COVID-19 pandemic worsened vulnerability of patients with dementia (PWD). This new reality associated with government restriction and isolation worsened stress burden and psychological frailties in PWD caregivers.

Objective:

To give tele-psychological support to caregivers and evaluate the effect of this intervention by quantifying stress burden and quality of life during the first COVID-19 lockdown.

Methods:

50 caregivers were divided into two groups: “Caregiver-focused group” (Cg) and “Patient-focused group” (Pg). Both groups received telephone contact every 2 weeks over a 28-week period, but the content of the call was different: in Cg, caregivers answered questions about the state of the PWD but also explored their own emotional state, stress burden, and quality of life. In Pg instead, telephone contacts were focused only on the PWD, and no evaluation regarding the caregiver mood or state of stress was made. Psychometric scales were administered to evaluate COVID-19 impact, stress burden, and quality of life.

Results:

Considering the time of intervention, from baseline (W0) to W28, Zarit Burden Interview and Quality of Life-caregiver questionnaires remained unchanged in Cg as compared with baseline (p > 0.05), whereas they worsened significantly in Pg (p < 0.01), showing increased stress over time and decreased quality of life in this group. Moreover, Impact on Event Scale values improved over the weeks in Cg (p = 0.015), while they remained unchanged in Pg (p = 0.483).

Conclusion:

Caregivers who received telephone support about their mood and stress burden did not worsen their psychological state during the time of intervention, as did instead those who did not get such support.

INTRODUCTION

Currently, more than 50 million people have dementia worldwide [1]. Dementia is associated with varying degrees of cognitive decline and behavioral changes, which have a huge impact on the quality of life of persons affected and their relatives. During normal times, people with dementia (PWD) are very vulnerable and dependent on family or professional caregivers in everyday life.

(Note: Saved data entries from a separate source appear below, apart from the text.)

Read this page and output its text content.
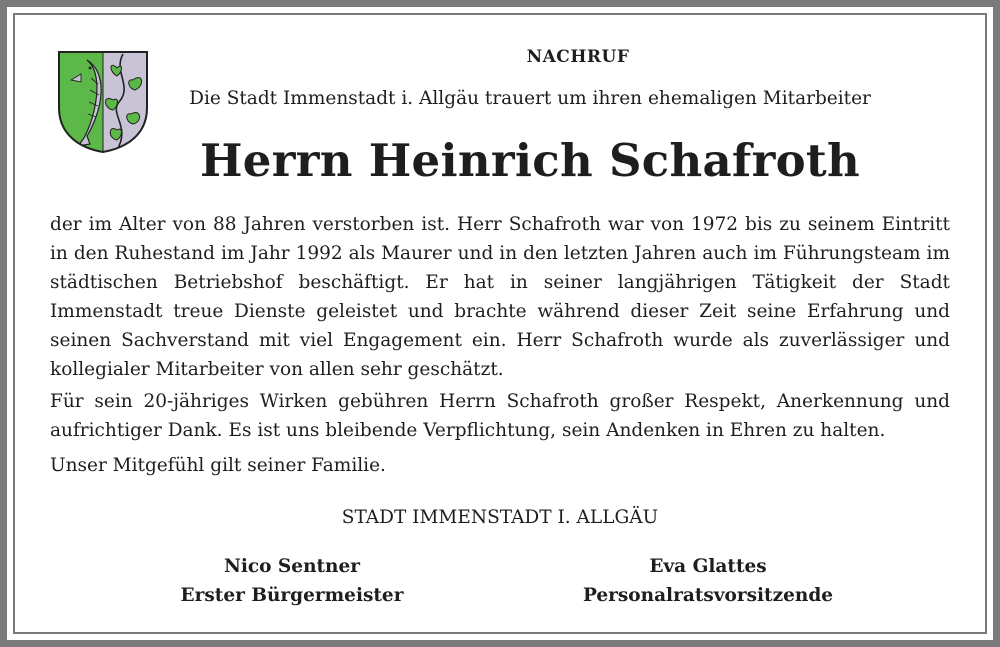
NACHRUF

Die Stadt Immenstadt i. Allgäu trauert um ihren ehemaligen Mitarbeiter

Herrn Heinrich Schafroth

der im Alter von 88 Jahren verstorben ist. Herr Schafroth war von 1972 bis zu seinem Eintritt in den Ruhestand im Jahr 1992 als Maurer und in den letzten Jahren auch im Führungsteam im städtischen Betriebshof beschäftigt. Er hat in seiner langjährigen Tätigkeit der Stadt Immenstadt treue Dienste geleistet und brachte während dieser Zeit seine Erfahrung und seinen Sachverstand mit viel Engagement ein. Herr Schafroth wurde als zuverlässiger und kollegialer Mitarbeiter von allen sehr geschätzt.

Für sein 20-jähriges Wirken gebühren Herrn Schafroth großer Respekt, Anerkennung und aufrichtiger Dank. Es ist uns bleibende Verpflichtung, sein Andenken in Ehren zu halten.

Unser Mitgefühl gilt seiner Familie.

STADT IMMENSTADT I. ALLGÄU

Nico Sentner
Erster Bürgermeister
Eva Glattes
Personalratsvorsitzende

The 2019 new coronavirus disease (COVID-19) was declared a “Public Health Emergency of International Concern” (PHIC) on January 30, 2020, and the World Health Organization (WHO) declared the “COVID-19 pandemic” on March 11, 2020 [2].

This COVID-19 pandemic worsened vulnerability of PWD directly: a diagnosis of dementia is in fact an important risk factor for mortality in patients with COVID-19 [3]. Many countries have implemented strict public health measures to protect vulnerable groups such as PWD from the deleterious physical effects of COVID-19. In Italy, the first strict lockdown lasted almost 3 months (March-May 2020) with severe restrictions in daily living habits.

Psychological changes become evident after the introduction of the restrictions applied by the Government during the COVID-19 pandemic, such as social distancing and limitations in individual mobility and social activities. These restrictions may have had negative consequences on the possibility of being psychologically and emotively supported by others; low social support has been associated with higher depression in caregivers [4].

During this period, caregivers might have experienced higher than usual stress and burden because communication and coordination with healthcare providers was difficult, thus they were unable to rely on their usual network of formal and informal in-home supports, face escalating challenges in accessing needed in-home care. Additionally, support programs, such as adult day health care, may not be available. Caregivers may also experience negative physical and mental health outcomes. Many caregivers experienced feelings of social isolation, which may be exacerbated by social distancing policy measures. Older caregivers may be at particular risk for injury as they take on additional hands-on caregiving responsibilities, such as assisting with mobility and transfers in the absence of other help. Added caregiver burden and lack of informal care prevented older care recipients from being safely maintained in their homes, increasing the risk for requiring care in emergency departments, hospitals, or long-term care facilities [5].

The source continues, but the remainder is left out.